Les plateformes vont devoir payer. Elles n'ont généralement pas de véritables structures en France, ne payent pas la TVA ici. C'est une des raisons qui expliquent la baisse de la TVA.

Ca va être compliqué d'aller la chercher. Après, même si les plateformes vont sûrement répercuter ces 2 euros d'une manière ou d'une autre et que le consommateur va évidemment devoir payer, si on ne veut pas être inondés...

Surtout, cette taxe a un sens, pour une fois. On sait où elle doit aller. S'ils le font vraiment, ils ont dit que ces 500 millions devraient permettre de recruter des douaniers et acheter des scanners.
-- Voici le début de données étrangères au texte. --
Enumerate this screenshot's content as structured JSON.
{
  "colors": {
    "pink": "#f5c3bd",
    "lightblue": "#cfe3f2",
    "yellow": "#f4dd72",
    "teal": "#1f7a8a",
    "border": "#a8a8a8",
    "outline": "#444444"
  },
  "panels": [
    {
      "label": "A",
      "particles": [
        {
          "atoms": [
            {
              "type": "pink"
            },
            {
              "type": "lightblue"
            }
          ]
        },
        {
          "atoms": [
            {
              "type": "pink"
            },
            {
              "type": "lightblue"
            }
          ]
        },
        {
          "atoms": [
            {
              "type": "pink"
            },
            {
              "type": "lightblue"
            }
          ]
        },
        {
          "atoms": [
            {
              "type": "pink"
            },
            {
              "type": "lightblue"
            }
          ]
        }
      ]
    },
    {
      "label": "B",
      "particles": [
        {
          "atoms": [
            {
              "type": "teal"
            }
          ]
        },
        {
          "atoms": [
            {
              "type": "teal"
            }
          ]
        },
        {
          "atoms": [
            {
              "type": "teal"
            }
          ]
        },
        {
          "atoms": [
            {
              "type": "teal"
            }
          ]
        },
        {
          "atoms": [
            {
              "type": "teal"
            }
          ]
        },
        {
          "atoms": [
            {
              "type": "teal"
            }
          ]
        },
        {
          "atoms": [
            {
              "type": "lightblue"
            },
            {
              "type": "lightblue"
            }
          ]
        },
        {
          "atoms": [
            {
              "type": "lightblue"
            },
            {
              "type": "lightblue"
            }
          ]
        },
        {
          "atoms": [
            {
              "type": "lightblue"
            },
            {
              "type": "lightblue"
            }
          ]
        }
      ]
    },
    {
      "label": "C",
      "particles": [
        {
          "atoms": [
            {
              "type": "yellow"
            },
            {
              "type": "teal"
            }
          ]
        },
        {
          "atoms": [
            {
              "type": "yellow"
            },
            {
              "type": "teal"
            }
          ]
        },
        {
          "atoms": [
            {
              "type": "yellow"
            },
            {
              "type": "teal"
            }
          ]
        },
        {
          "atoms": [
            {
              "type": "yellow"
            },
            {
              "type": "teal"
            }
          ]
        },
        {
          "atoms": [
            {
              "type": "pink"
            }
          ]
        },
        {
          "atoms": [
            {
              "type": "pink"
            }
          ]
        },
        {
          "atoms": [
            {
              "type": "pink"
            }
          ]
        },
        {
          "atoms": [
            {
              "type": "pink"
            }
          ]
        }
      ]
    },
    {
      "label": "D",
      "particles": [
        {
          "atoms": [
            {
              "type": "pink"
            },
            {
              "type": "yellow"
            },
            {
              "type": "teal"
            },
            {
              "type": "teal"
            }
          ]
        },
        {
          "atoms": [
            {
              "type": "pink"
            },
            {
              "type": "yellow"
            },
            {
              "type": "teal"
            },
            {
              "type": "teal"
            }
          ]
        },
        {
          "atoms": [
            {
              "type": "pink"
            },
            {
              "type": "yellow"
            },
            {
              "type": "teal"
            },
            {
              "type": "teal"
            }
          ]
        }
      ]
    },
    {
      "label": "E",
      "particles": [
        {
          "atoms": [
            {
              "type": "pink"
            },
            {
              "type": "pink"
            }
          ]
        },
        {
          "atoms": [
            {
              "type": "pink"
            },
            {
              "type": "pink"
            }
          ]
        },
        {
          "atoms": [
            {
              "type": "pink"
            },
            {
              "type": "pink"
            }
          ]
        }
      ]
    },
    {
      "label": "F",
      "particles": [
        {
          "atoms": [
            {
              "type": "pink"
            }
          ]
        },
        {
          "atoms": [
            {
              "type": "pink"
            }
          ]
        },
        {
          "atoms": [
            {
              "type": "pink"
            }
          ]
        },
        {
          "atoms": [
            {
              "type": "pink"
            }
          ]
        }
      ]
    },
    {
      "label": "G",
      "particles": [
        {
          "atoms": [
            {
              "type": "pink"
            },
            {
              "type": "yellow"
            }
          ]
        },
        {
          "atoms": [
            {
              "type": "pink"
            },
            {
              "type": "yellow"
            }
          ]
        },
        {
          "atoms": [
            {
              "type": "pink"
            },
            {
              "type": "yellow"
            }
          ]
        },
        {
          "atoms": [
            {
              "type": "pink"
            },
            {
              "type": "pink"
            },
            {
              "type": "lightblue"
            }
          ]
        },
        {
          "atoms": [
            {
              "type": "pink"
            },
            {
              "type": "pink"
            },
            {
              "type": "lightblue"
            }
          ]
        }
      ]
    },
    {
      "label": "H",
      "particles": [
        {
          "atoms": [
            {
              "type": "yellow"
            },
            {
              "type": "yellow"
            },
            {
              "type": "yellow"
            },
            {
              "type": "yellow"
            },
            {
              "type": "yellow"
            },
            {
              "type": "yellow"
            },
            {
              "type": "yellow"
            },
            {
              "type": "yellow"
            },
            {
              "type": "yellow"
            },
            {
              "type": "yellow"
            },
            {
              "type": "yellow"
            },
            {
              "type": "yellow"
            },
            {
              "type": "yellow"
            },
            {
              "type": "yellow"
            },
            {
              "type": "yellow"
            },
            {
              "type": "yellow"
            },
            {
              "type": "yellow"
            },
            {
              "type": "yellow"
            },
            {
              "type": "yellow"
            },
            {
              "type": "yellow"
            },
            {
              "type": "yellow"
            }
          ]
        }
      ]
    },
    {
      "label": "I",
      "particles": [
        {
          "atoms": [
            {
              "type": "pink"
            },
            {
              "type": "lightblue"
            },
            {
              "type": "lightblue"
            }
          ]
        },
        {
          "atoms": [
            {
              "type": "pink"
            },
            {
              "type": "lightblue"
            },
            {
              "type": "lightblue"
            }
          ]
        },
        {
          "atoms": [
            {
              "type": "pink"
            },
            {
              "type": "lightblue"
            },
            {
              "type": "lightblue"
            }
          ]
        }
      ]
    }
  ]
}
Là aussi, chiche! Il faut se rendre compte de ce qui arrive en Europe: 800 millions de colis chinois sont arrivés sur l'année en France. 800 millions de colis!

Comment voulez-vous, même avec 4 scanners et 12 douaniers en plus, réussir à les contrôler? Tout ça est un tissu de mensonges, mais c'est indispensable... - A.Casse: Il y a une contradiction.

Tout est lié. Le pouvoir d'achat se tend. Le budget de Noël est à 491 euros en moyenne.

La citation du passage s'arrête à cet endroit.